Mentre si assiste all’ennesimo infortunio sul lavoro e all’apertura di una nuova inchiesta per accertarne le cause, è doveroso chiedersi se, al di là delle parole di cordoglio formali da parte deg…

Pubblicato il: 30/09/2021 – 16:40
di Giusy Raffaele
«Infortuni sul lavoro: problema di prevenzione o assenza di controlli?»

Mentre si assiste all’ennesimo infortunio sul lavoro e all’apertura di una nuova inchiesta per accertarne le cause, è doveroso chiedersi se, al di là delle parole di cordoglio formali da parte degli organi di Governo, non ci sia un disinteresse (spero inconsapevole!) da parte di chi deve vigilare sulla sicurezza dei luoghi di lavoro e di tutti quei prodotti che ogni giorno polverizzano la vita di persone innocenti.
Persone a cui nessuno regala niente, che non conoscono privilegi di sorta, i famosi ultimi protagonisti della commedia drammatica di Massimiliano Bruno, intrappolati loro malgrado in un tunnel pericolante fatto di lavori usuranti e precari, pagati con stipendi imbarazzanti.

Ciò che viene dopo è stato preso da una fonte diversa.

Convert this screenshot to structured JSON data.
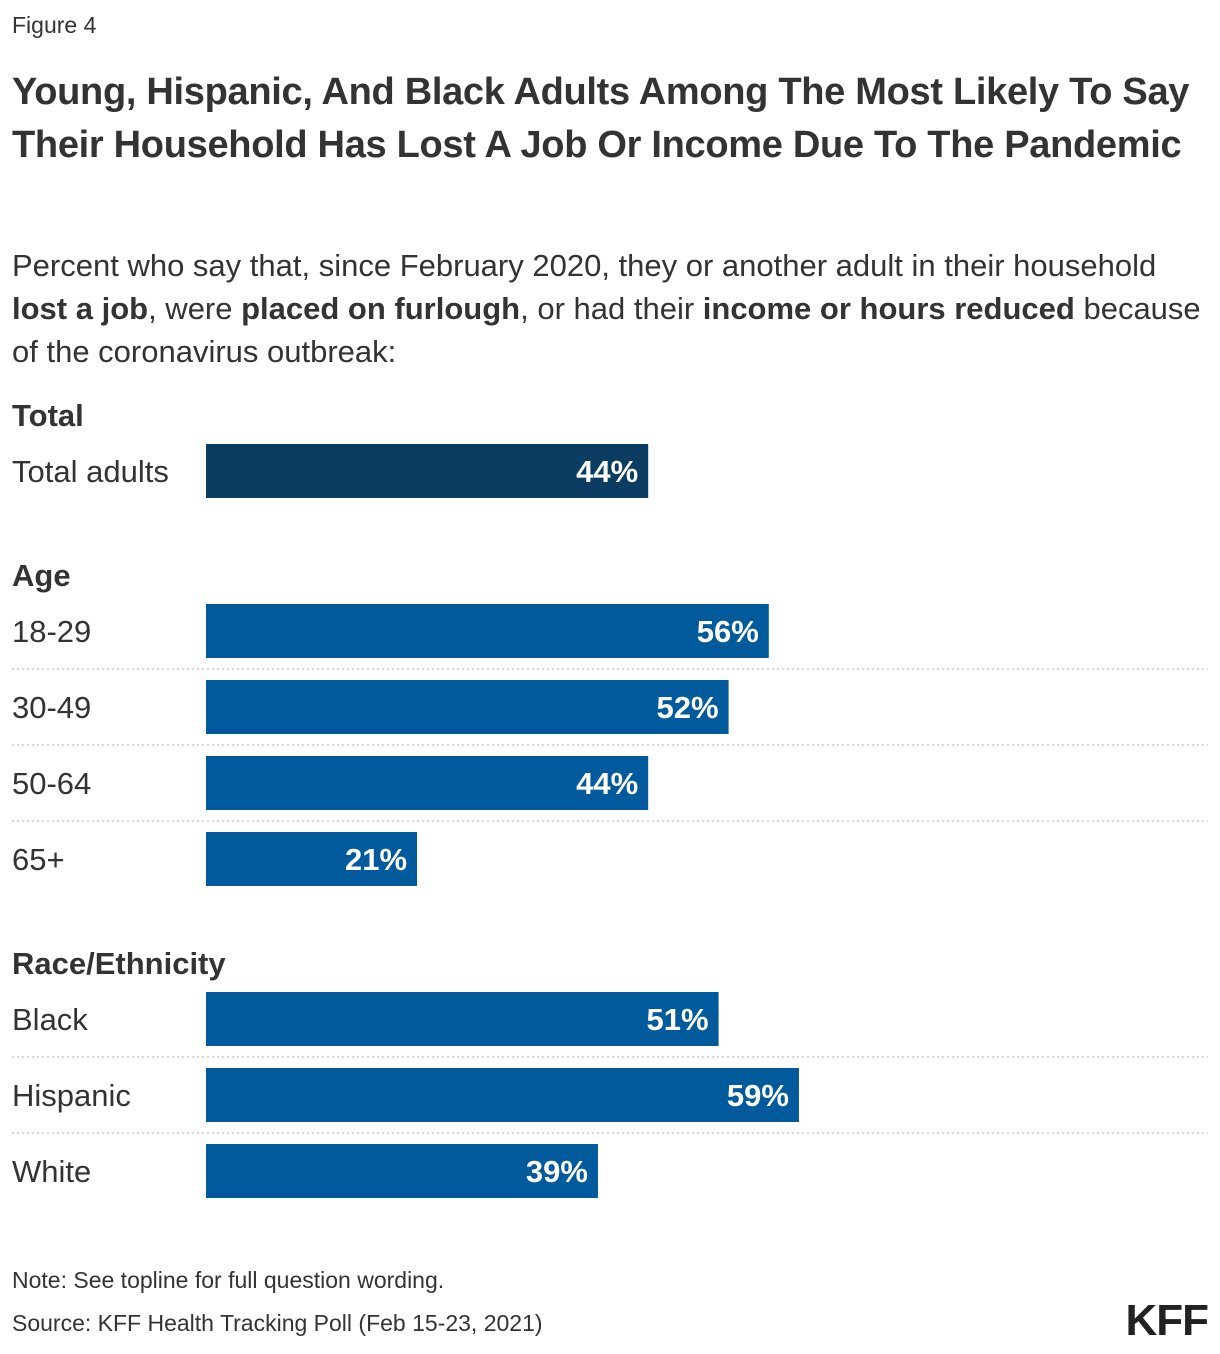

E mentre il presidente dell’Inail dichiara «di poter ricoprire un ruolo attivo nella definizione di un Piano straordinario che vada ad analizzare le cause che provocano gli incidenti mortali, tenendo in considerazione le peculiarità di ogni settore produttivo e i rischi presenti nelle diverse attività», i primi sette mesi del 2021 registrano 677 incidenti mortali e 312.762 denunce di infortuni.
Alla faccia del Piano straordinario! Al momento una banca dati centrale sugli infortuni sul lavoro non esiste. Le funzioni di vigilanza in tema di sicurezza e controlli esercitate dal Ministero del Lavoro, Inps e Inail e accorpate nell’Ispettorato nazionale del lavoro sono ferme ancora sulla carta. Motivo? Mancanza di norme che regolano il coordinamento dei servizi ispettivi di Inps e Inail (come ad esempio la creazione di un’unica banca dati) e problemi di raccordo con le 100 Asl territoriali, che materialmente svolgono i controlli e rispondono alle Regioni, ognuna con un proprio orientamento politico.
Se a questo si aggiunge che le Asl non dispongono di una banca dati comune con Inps e Inail, il rischio che si possano verificare duplicazioni di lavoro è molto alto. Sotto il profilo, invece, della sicurezza dei prodotti ad uso professionale, dando uno sguardo alla piattaforma della Commissione europea, che raccoglie le denunce dei vari stati membri sui prodotti pericolosi, e gestita a livello centrale in Italia dal ministero dello Sviluppo economico, si trovano dal 2010 ad oggi solo 24 dispositivi di protezione individuale (strumenti e attrezzature destinati ad essere indossati  dal lavoratore per proteggerlo dai rischi che lo svolgimento di determinate attività comportano) e 5 macchinari, di cui è stata accertata la pericolosità. Dei 24 dispositivi presenti 23 sono mascherine FFP2 o KN95 utilizzate per l’emergenza epidemiologica. Non vi è alcuna traccia di denunce su dispositivi per la protezione del viso, del capo, degli occhi o contro potenziali rischi meccanici, utilizzati sul posto di lavoro a tutela della salute e della sicurezza del lavoratore. Quindi dobbiamo credere che i prodotti professionali commercializzati nel nostro Paese sono tutti sicuri o magari c’è una sorta di “latitanza” da parte della pubblica amministrazione competente a voler denunciare la presunta pericolosità di questi prodotti?